The globalized nature of business today encourages organizations to make services, or at least their presence, known to multiple markets across multiple languages.
The development of generative AI is helping increase speed and efficiency of translation services, leveraging algorithms to auto select the most appropriate translation engine based on content type.
Smartling Translate, released last month, leverages previous assets such as a glossary and translation memory through its LanguageAI proprietary technology, and lets users copy and paste text or drag and drop files up to 200MB. The platform also implements style guidelines and can be trained to follow the brand voice, as well as locale-specific conventions, grammatically accurate terminology handling and the proper use of linguistic gender preferences in translations.
Smartling CEO Bryan Murphy explains including brand voice in translation is important because it helps maintain consistency and coherence in communication across different languages and cultures.
“A brand’s voice reflects its unique personality, values, and style of communication, which are carefully crafted to resonate with a specific target audience,” he says.
From his perspective, it is essential to have brand consistency in translated content to improve communication effectiveness and create a consistent, emotional connection that gives the company a competitive edge.
“The way you do this in translation is by utilizing tools such as inclusion of your glossary, the specific brand terms and phrases you utilize in marketing; translation memory,” he says. “This is essentially a database of previously translated words and phrases so that they are reused consistently with your brand every time and in every language.”
Smartling’s platform performs all its work in a private cloud environment, which Murphy explains offers additional security because many public translation tools have rights to harvest your data, which is bad for privacy and security.
“Maintaining a safe and secure environment for translation that protects confidentiality is essential and safeguards data, respects intellectual property rights, builds client trust, ensures compliance and mitigates the risks associated with unauthorized access or data breaches,” he says. “It is crucial for both the protection of sensitive information and the reputation of companies that translate.”
Jayaprakash Nair, Altimetrik’s head of analytics, data science, machine learning, AI and visualization, explains it takes time and effort for humans to pick up a new language, let alone become proficient enough to play the role of a translator.
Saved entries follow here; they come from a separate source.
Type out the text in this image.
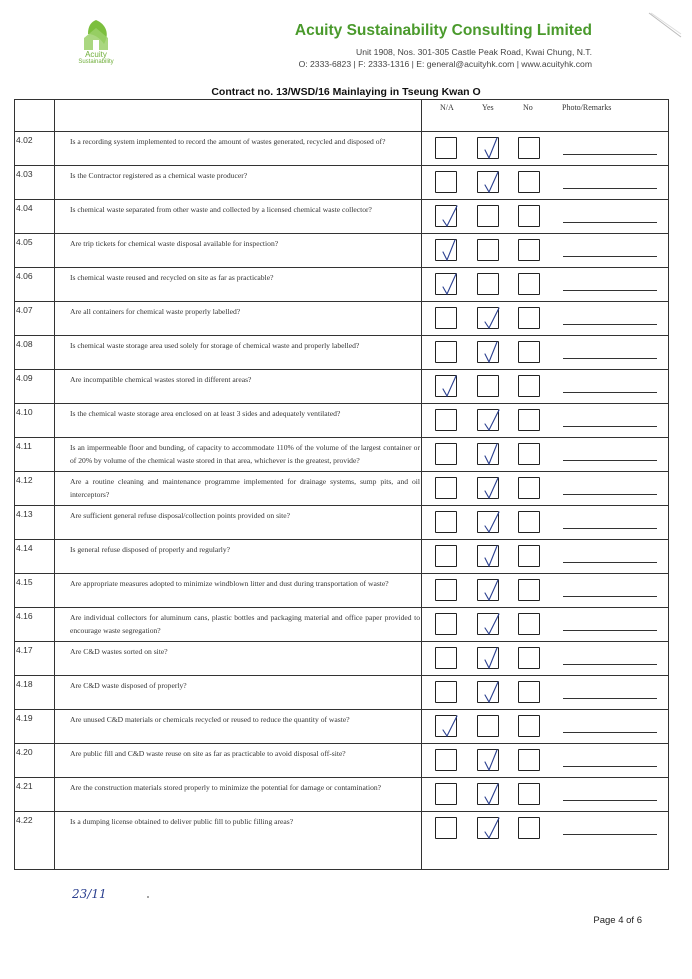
Acuity
Sustainability
Acuity Sustainability Consulting Limited
Unit 1908, Nos. 301-305 Castle Peak Road, Kwai Chung, N.T.
O: 2333-6823 | F: 2333-1316 | E: general@acuityhk.com | www.acuityhk.com
Contract no. 13/WSD/16 Mainlaying in Tseung Kwan O
N/A	Yes	No	Photo/Remarks
4.02	Is a recording system implemented to record the amount of wastes generated, recycled and disposed of?
4.03	Is the Contractor registered as a chemical waste producer?
4.04	Is chemical waste separated from other waste and collected by a licensed chemical waste collector?
4.05	Are trip tickets for chemical waste disposal available for inspection?
4.06	Is chemical waste reused and recycled on site as far as practicable?
4.07	Are all containers for chemical waste properly labelled?
4.08	Is chemical waste storage area used solely for storage of chemical waste and properly labelled?
4.09	Are incompatible chemical wastes stored in different areas?
4.10	Is the chemical waste storage area enclosed on at least 3 sides and adequately ventilated?
4.11	Is an impermeable floor and bunding, of capacity to accommodate 110% of the volume of the largest container or of 20% by volume of the chemical waste stored in that area, whichever is the greatest, provide?
4.12	Are a routine cleaning and maintenance programme implemented for drainage systems, sump pits, and oil interceptors?
4.13	Are sufficient general refuse disposal/collection points provided on site?
4.14	Is general refuse disposed of properly and regularly?
4.15	Are appropriate measures adopted to minimize windblown litter and dust during transportation of waste?
4.16	Are individual collectors for aluminum cans, plastic bottles and packaging material and office paper provided to encourage waste segregation?
4.17	Are C&D wastes sorted on site?
4.18	Are C&D waste disposed of properly?
4.19	Are unused C&D materials or chemicals recycled or reused to reduce the quantity of waste?
4.20	Are public fill and C&D waste reuse on site as far as practicable to avoid disposal off-site?
4.21	Are the construction materials stored properly to minimize the potential for damage or contamination?
4.22	Is a dumping license obtained to deliver public fill to public filling areas?
23/11
Page 4 of 6
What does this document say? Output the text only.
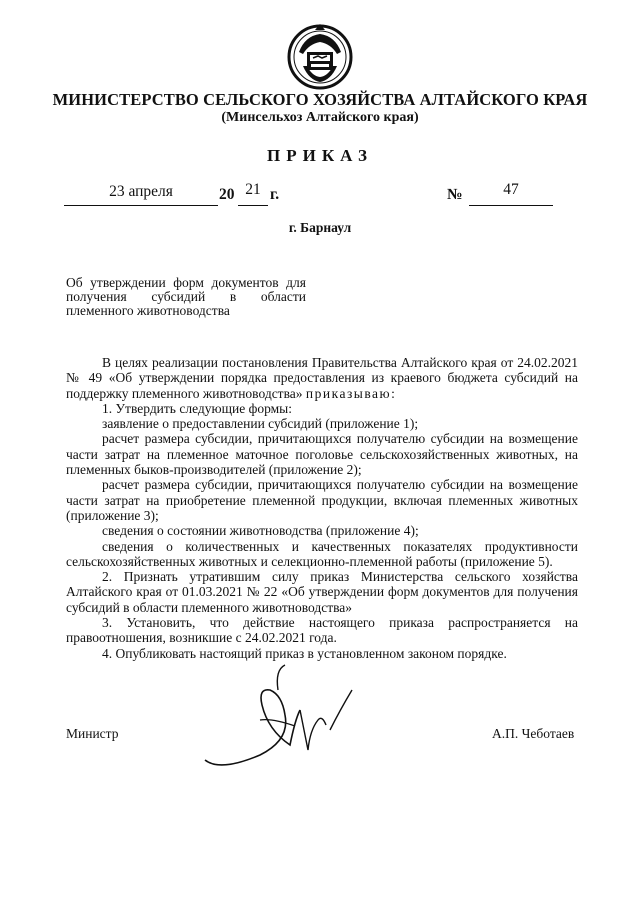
МИНИСТЕРСТВО СЕЛЬСКОГО ХОЗЯЙСТВА АЛТАЙСКОГО КРАЯ
(Минсельхоз Алтайского края)
ПРИКАЗ
23 апреля	20 21 г.	№	47
г. Барнаул
Об утверждении форм документов для получения субсидий в области племенного животноводства

В целях реализации постановления Правительства Алтайского края от 24.02.2021 № 49 «Об утверждении порядка предоставления из краевого бюджета субсидий на поддержку племенного животноводства» приказываю:

1. Утвердить следующие формы:

заявление о предоставлении субсидий (приложение 1);

расчет размера субсидии, причитающихся получателю субсидии на возмещение части затрат на племенное маточное поголовье сельскохозяйственных животных, на племенных быков-производителей (приложение 2);

расчет размера субсидии, причитающихся получателю субсидии на возмещение части затрат на приобретение племенной продукции, включая племенных животных (приложение 3);

сведения о состоянии животноводства (приложение 4);

сведения о количественных и качественных показателях продуктивности сельскохозяйственных животных и селекционно-племенной работы (приложение 5).

2. Признать утратившим силу приказ Министерства сельского хозяйства Алтайского края от 01.03.2021 № 22 «Об утверждении форм документов для получения субсидий в области племенного животноводства»

3. Установить, что действие настоящего приказа распространяется на правоотношения, возникшие с 24.02.2021 года.

4. Опубликовать настоящий приказ в установленном законом порядке.

Министр	А.П. Чеботаев
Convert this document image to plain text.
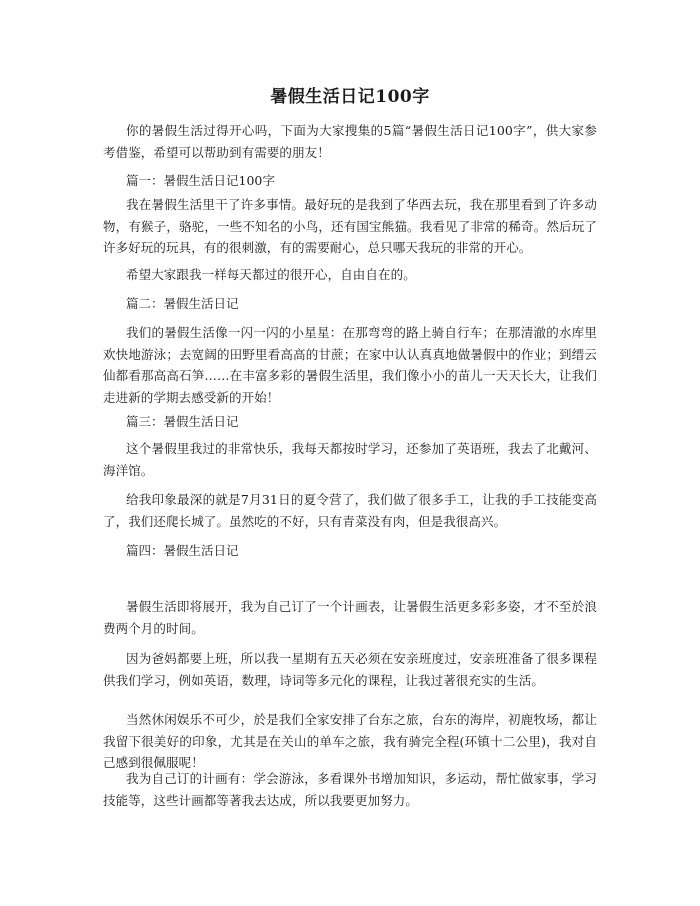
暑假生活日记100字

你的暑假生活过得开心吗，下面为大家搜集的5篇“暑假生活日记100字”，供大家参考借鉴，希望可以帮助到有需要的朋友！

篇一：暑假生活日记100字

我在暑假生活里干了许多事情。最好玩的是我到了华西去玩，我在那里看到了许多动物，有猴子，骆驼，一些不知名的小鸟，还有国宝熊猫。我看见了非常的稀奇。然后玩了许多好玩的玩具，有的很刺激，有的需要耐心，总只哪天我玩的非常的开心。

希望大家跟我一样每天都过的很开心，自由自在的。

篇二：暑假生活日记

我们的暑假生活像一闪一闪的小星星：在那弯弯的路上骑自行车；在那清澈的水库里欢快地游泳；去宽阔的田野里看高高的甘蔗；在家中认认真真地做暑假中的作业；到缙云仙都看那高高石笋……在丰富多彩的暑假生活里，我们像小小的苗儿一天天长大，让我们走进新的学期去感受新的开始！

篇三：暑假生活日记

这个暑假里我过的非常快乐，我每天都按时学习，还参加了英语班，我去了北戴河、海洋馆。

给我印象最深的就是7月31日的夏令营了，我们做了很多手工，让我的手工技能变高了，我们还爬长城了。虽然吃的不好，只有青菜没有肉，但是我很高兴。

篇四：暑假生活日记

暑假生活即将展开，我为自己订了一个计画表，让暑假生活更多彩多姿，才不至於浪费两个月的时间。

因为爸妈都要上班，所以我一星期有五天必须在安亲班度过，安亲班准备了很多课程供我们学习，例如英语，数理，诗词等多元化的课程，让我过著很充实的生活。

当然休闲娱乐不可少，於是我们全家安排了台东之旅，台东的海岸，初鹿牧场，都让我留下很美好的印象，尤其是在关山的单车之旅，我有骑完全程(环镇十二公里)，我对自己感到很佩服呢！

我为自己订的计画有：学会游泳，多看课外书增加知识，多运动，帮忙做家事，学习技能等，这些计画都等著我去达成，所以我要更加努力。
“One human cannot pass on all this hard-earned knowledge in an easy manner to another human,” he says. “Machines, on the other hand, can replicate their knowledge of languages easily from machine to machine.”
He notes that until recently, humans were better than machines in the contextual depth of conversations.
With Large Language Models (LLMs) trained on billions of parameters, even this distinction is becoming thinner. Generative AI technologies can learn, converse and translate in various languages, and this trend is only expected to improve further.
“Document translations are making it easier for us to understand text written in foreign languages,” he adds. “Real-time AI translation enables foreigners to have meaningful conversations with each other.”
He says organizations are known to have a “voice” or “tone” to their branding campaigns–some are brash and explicit, some are subtle, yet others are polished.
“The AI-engine needs to be trained and tuned to the particular voice of the brand, as well as its terminology, instead of using the off-the-shelf AI services as-is,” he says. “This can be done by training the pre-trained LLMs using organization-specific data and appropriate prompt engineering.”
Nair says there are several such examples where AI based translation is impacting the transaction services market, and while there are several kinks yet to be ironed out, from his perspective it is making steady progress.
“AI based engines are known to stumble in nuanced language situations like satire or sarcasm,” he says. “So, in a batch translation setting, it is preferable to have the AI-generated translation quality-checked by a human.”
He adds that since those flaws apply to a real-time conversational setting as well, it is prudent that AI-based translation services are used very cautiously in sensitive discussions and negotiations.
“They should only be used in the presence of an expert human translator,” he advises.
With the combination of humans and technology, much can be accomplished.